Nonostante le proteste interne e le dichiarazioni critiche dell’amministrazione USA, il voto bipartisan sugli armamenti a Israele
mostra che quelle di Biden sono solo chiacchiere. L’attuale governo di Tel Aviv non sembra nemmeno troppo preoccupato dalla ventilata minaccia di applicare sanzioni contro il battaglione Netzah Yehuda, l’unità dell’esercito formata da ebrei ortodossi che opera in Cisgiordania, ripetutamente accusato di violazioni dei diritti umani. Il 21 aprile Netanyahu ha dichiarato che si «batterà con tutte le forze» contro qualunque piano di tagliare gli aiuti all’unità da parte degli Stati Uniti. Gli ha fatto eco il ministro della Difesa Yoav Gallant che ha chiesto agli USA di fare marcia indietro affermando che mai come ora il mondo sta osservando le relazioni tra Israele e gli Stati Uniti. «Qualunque tentativo di criticare un’intera unità -ha continuato Gallant- getta un’ombra pesante sulle azioni dell’esercito» e ha aggiunto che «questo non è il percorso giusto per chi è partner e amico».

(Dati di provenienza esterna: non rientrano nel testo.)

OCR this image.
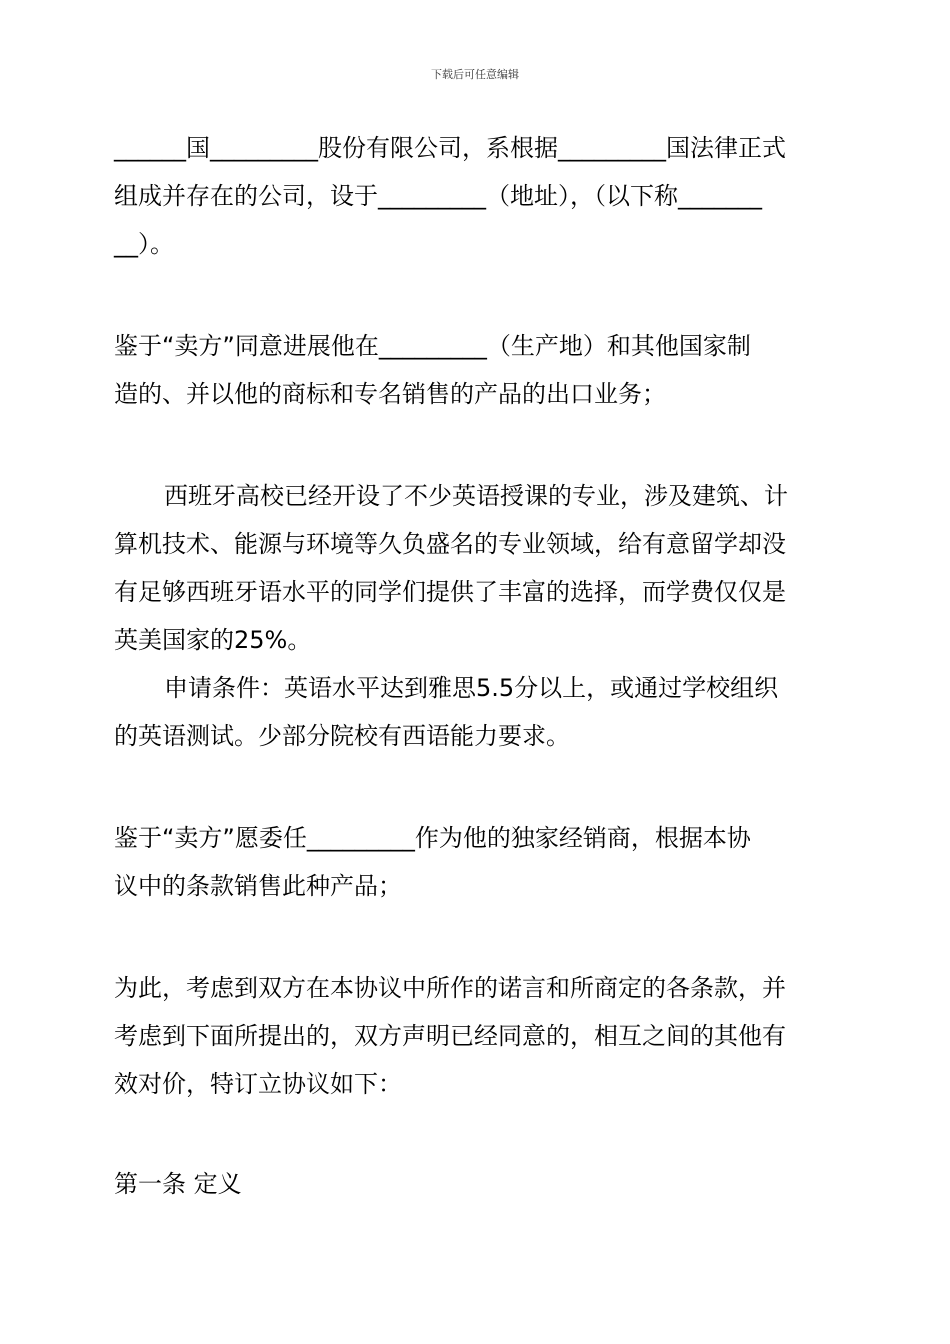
下载后可任意编辑
______国_________股份有限公司，系根据_________国法律正式
组成并存在的公司，设于_________（地址），（以下称_______
__）。
鉴于“卖方”同意进展他在_________（生产地）和其他国家制
造的、并以他的商标和专名销售的产品的出口业务；
西班牙高校已经开设了不少英语授课的专业，涉及建筑、计
算机技术、能源与环境等久负盛名的专业领域，给有意留学却没
有足够西班牙语水平的同学们提供了丰富的选择，而学费仅仅是
英美国家的25%。
申请条件：英语水平达到雅思5.5分以上，或通过学校组织
的英语测试。少部分院校有西语能力要求。
鉴于“卖方”愿委任_________作为他的独家经销商，根据本协
议中的条款销售此种产品；
为此，考虑到双方在本协议中所作的诺言和所商定的各条款，并
考虑到下面所提出的，双方声明已经同意的，相互之间的其他有
效对价，特订立协议如下：
第一条 定义
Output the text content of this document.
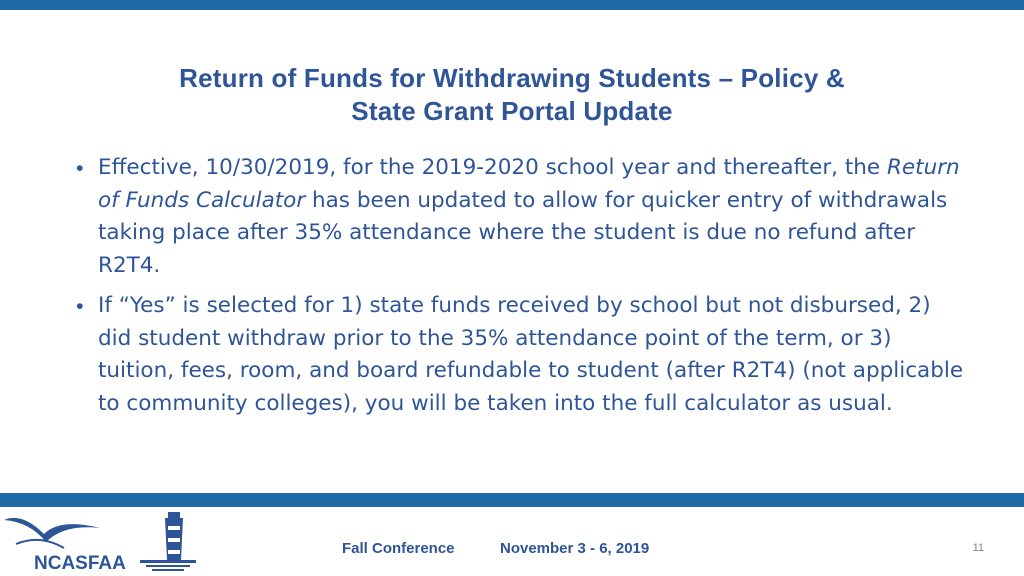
Return of Funds for Withdrawing Students – Policy &
State Grant Portal Update
• Effective, 10/30/2019, for the 2019-2020 school year and thereafter, the Return of Funds Calculator has been updated to allow for quicker entry of withdrawals taking place after 35% attendance where the student is due no refund after R2T4.
• If “Yes” is selected for 1) state funds received by school but not disbursed, 2) did student withdraw prior to the 35% attendance point of the term, or 3) tuition, fees, room, and board refundable to student (after R2T4) (not applicable to community colleges), you will be taken into the full calculator as usual.
NCASFAA
Fall Conference	November 3 - 6, 2019	11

Il segretario di Stato Anthony Blinken ha dichiarato che sul battaglione Netzah Yehuda «ho già preso una decisione e ne vedrete i risultati nei prossimi giorni». Noi aspettiamo con fiducia ma non è mai successo prima che gli Stati Uniti sospendessero gli aiuti militari all’esercito israeliano e, visti i precedenti, c’è il serio rischio che questa sia la solita aria fritta. In realtà, se volesse, la Casa Bianca ha lo strumento perfetto per trasformare le proprie parole in azioni grazie alla “Legge Leahy” del 1997, voluta dall’allora senatore Patrick Leahy. La legge vieta il finanziamento o l’addestramento di unità militari straniere che siano implicate in gravi violazioni dei diritti umani. Nel frattempo, l’ONU continua a lanciare inutili appelli per una tregua umanitaria a Gaza che convincono sempre di più i Paesi del sud globale che dall’Occidente c’è poco da aspettarsi.